I'm not black so my experience with racism is not quite the same - asians are slightly less offensive to racist whites than blacks, I think. Only slightly. I've had my share of having to duck while driving through Ludowici, Georgia. At the time, they were still burning crosses. I don't know if that's true today, though.
I've experienced ignorance from other cultures based on my race and my citizenship. And I've experienced racism from Koreans for not being pure. To many, I simply don't belong anywhere and even though I don't get acceptance (some Koreans can be really nasty about it) I do seem to at least deserve their pity - which I don't want or need. That kind of embarrasses me but I don't think anyone really sees it enough for me to be embarrassed for an entire race. I understand there's a lot of this in the black community for not being black enough.
I've also found that *all* people tend to forget I'm a PoC, too. Normal, don't consider themselves racist types. They get too comfortable around me and say things they wouldn't have otherwise said to a person more noticeably asian (or white when I'm with asians). In some ways, because of that I think I might actually be confronted with more racism than the average PoC.
Even with all that, I still don't actually get embarrassed by acts committed by race and I rarely look at things as being a possible representation of an entire race. Strangely, I
have wondered what other people like African Americans thought about it, or hispanics, etc. I've wondered how they respond to these types of things knowing how society views acts of violence/stupidity and applies it to the racial stereotype. I guess now I know.
With Asians I find there are less stereotypes about violence (well, if you forget about the Yakuza and the secret/stealthy/enlightened/deadly ninja/samurai/monk stereotypes), but more for social skills and appearance.
But I'm always embarrassed by acts representing my citizenship. So it's a different view but similar. I grew up feeling the pressure of foreign eyes surrounding me and judging me solely based on what country I was born in. And I saw the racism of those countries which isn't any different from the racism here.
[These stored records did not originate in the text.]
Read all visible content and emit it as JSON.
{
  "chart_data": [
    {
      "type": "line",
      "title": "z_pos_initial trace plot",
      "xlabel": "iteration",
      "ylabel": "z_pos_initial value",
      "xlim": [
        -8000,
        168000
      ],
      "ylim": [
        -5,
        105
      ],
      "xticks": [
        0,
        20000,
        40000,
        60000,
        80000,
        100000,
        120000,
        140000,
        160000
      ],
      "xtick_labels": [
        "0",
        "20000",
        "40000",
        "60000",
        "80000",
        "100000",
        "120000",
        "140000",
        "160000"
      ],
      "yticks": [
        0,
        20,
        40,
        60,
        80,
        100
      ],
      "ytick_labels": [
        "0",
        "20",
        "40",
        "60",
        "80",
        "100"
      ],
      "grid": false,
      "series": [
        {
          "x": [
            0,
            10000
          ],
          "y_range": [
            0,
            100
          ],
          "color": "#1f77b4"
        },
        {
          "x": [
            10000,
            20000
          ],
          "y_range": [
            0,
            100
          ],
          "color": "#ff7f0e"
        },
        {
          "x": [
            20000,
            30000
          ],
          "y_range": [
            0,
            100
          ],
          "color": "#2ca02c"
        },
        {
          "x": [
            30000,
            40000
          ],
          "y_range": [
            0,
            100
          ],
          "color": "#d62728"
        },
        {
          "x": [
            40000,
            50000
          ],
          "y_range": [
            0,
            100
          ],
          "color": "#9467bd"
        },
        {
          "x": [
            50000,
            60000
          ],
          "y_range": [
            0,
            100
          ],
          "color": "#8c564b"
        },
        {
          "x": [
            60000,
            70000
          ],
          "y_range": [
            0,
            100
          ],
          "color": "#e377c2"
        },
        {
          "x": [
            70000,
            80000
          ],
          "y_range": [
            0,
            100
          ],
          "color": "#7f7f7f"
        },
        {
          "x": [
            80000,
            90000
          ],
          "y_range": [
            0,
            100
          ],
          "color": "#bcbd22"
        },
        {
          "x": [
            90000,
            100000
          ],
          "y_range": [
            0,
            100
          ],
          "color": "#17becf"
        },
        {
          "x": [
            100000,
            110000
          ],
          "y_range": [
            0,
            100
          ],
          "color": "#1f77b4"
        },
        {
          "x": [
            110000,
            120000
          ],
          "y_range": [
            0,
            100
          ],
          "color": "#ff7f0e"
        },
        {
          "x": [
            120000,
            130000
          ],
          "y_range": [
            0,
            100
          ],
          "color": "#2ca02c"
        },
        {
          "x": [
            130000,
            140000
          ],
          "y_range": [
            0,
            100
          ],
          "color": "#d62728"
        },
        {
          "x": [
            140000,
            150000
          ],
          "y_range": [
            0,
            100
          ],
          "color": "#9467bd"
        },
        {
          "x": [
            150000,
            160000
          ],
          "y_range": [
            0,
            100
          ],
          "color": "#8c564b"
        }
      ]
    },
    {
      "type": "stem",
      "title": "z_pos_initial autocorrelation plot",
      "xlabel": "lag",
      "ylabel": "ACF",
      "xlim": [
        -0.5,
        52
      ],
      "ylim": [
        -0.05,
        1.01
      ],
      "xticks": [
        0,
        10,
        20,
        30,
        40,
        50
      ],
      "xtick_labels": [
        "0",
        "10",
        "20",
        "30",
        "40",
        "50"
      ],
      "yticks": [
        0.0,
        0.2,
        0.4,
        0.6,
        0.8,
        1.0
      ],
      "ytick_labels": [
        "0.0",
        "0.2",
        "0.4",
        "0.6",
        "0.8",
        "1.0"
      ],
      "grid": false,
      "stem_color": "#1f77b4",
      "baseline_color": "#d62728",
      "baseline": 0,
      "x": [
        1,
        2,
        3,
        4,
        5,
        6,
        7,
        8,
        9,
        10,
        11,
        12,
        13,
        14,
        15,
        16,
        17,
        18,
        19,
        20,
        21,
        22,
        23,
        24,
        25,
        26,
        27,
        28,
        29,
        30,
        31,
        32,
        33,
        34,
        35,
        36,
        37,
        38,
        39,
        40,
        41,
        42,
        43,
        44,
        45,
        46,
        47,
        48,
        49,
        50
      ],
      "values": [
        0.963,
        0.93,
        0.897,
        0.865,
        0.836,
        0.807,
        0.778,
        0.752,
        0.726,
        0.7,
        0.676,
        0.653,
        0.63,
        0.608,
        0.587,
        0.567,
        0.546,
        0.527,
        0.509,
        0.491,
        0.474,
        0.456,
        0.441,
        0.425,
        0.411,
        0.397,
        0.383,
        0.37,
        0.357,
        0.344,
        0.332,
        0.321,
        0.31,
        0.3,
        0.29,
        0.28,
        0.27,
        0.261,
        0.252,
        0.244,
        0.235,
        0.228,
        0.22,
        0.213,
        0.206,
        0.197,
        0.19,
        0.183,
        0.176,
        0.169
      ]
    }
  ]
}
I lived in Germany when the wall came down. I lived 45 minutes from the Czech border. You wouldn't believe the racism that came down with the walls, or the people that behaved in ways that only fed their stereotypes. And when the Gypsies came...hoo boy howdy...
So as someone else said, it's not just Americans that deal with it. We just don't really see it in other countries because...we aren't in other countries.